International medical graduates want to work in the UK, and the country is desperate for doctors. Yet Home Secretary James Cleverly’s announcement of rising salary thresholds for people wanting to come to work in the UK does nothing to welcome them. Even with the subsequent U-turn on a £38,000 minimum salary threshold, doctors on work visas still have to pay hundreds of pounds to apply and reapply for the right to continue to practice medicine.

Pointless form-filling is a regular burden whenever they move jobs – which is often, given the way medical training often relocates junior doctors around the country. My early career involved five different hospitals in three different counties. As a GP trainer of doctors from outside the UK, I am appalled by the hoops they have to jump through compared to their British and Northern Irish colleagues.

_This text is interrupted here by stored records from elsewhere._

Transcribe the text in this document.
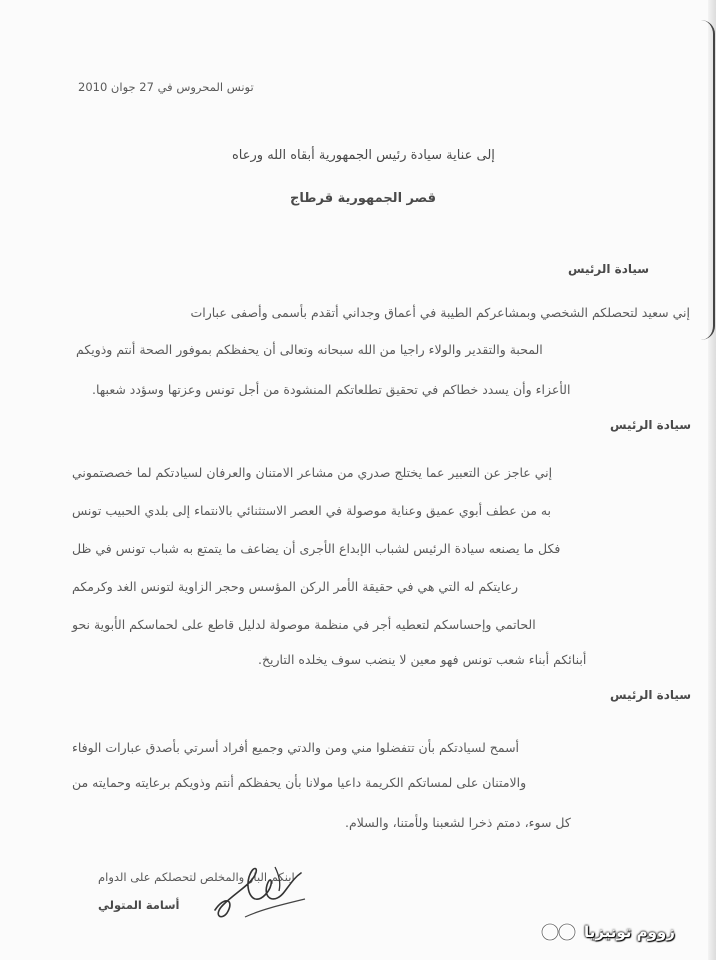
تونس المحروس في 27 جوان 2010
إلى عناية سيادة رئيس الجمهورية أبقاه الله ورعاه
قصر الجمهورية قرطاج
سيادة الرئيس
إني سعيد لتحصلكم الشخصي وبمشاعركم الطيبة في أعماق وجداني أتقدم بأسمى وأصفى عبارات
المحبة والتقدير والولاء راجيا من الله سبحانه وتعالى أن يحفظكم بموفور الصحة أنتم وذويكم
الأعزاء وأن يسدد خطاكم في تحقيق تطلعاتكم المنشودة من أجل تونس وعزتها وسؤدد شعبها.
سيادة الرئيس
إني عاجز عن التعبير عما يختلج صدري من مشاعر الامتنان والعرفان لسيادتكم لما خصصتموني
به من عطف أبوي عميق وعناية موصولة في العصر الاستثنائي بالانتماء إلى بلدي الحبيب تونس
فكل ما يصنعه سيادة الرئيس لشباب الإبداع الأجرى أن يضاعف ما يتمتع به شباب تونس في ظل
رعايتكم له التي هي في حقيقة الأمر الركن المؤسس وحجر الزاوية لتونس الغد وكرمكم
الحاتمي وإحساسكم لتعطيه أجر في منظمة موصولة لدليل قاطع على لحماسكم الأبوية نحو
أبنائكم أبناء شعب تونس فهو معين لا ينضب سوف يخلده التاريخ.
سيادة الرئيس
أسمح لسيادتكم بأن تتفضلوا مني ومن والدتي وجميع أفراد أسرتي بأصدق عبارات الوفاء
والامتنان على لمساتكم الكريمة داعيا مولانا بأن يحفظكم أنتم وذويكم برعايته وحمايته من
كل سوء، دمتم ذخرا لشعبنا ولأمتنا، والسلام.
ابنكم البار والمخلص لتحصلكم على الدوام
أسامة المتولي
زووم تونيزيا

A visa waiver scheme would incentivise physicians from all over the world to work for us – a new Windrush generation of badly-needed doctors.

5. Early investment to set young people up for life

Early-years care, health visitor contacts and the impact of the social determinants of health resonate across a child’s lifetime. Get this right, and you avoid excess GP visits, A&E trips and social care involvement. Early investment sets a young person up for life – so we should give baby boxes to all new parents, as is already practised in Scotland.

We could extend the contacts made by health visitors, prolonging the support inexperienced parents receive in the fragile early months of their new baby’s life. We should replenish the funding for Sure Start centres, closed in their hundreds by the Tories despite having saved the NHS millions.

Various revenue streams could be available to Labour

Like all Labour policies of the recent past, this would need costing. The shadow health team has repeatedly vaunted the closure of the non-dom tax loophole as a revenue stream for rejuvenating the NHS, allocating this to an increased number of GP appointments and the clearing of the waiting list backlog.

More still could be raised via Scottish-style 45% tax rates for those earning more than £75,000 or a new Health and Social Care Bond, akin to the Green Savings Bond already issued by the treasury via National Savings & Investments. Labour’s commitment to claw back the billions lost through PPE procurement corruption during the pandemic would also be well spent on getting the NHS back on its feet.

“Reform is not a Conservative word,” Streeting says, and the Tories’ neglect of badly-needed NHS reform over the past 13 years is clear to see. With a plethora of policies available to reinvigorate our health service, and an election on the horizon, a new dawn could break in May 2024.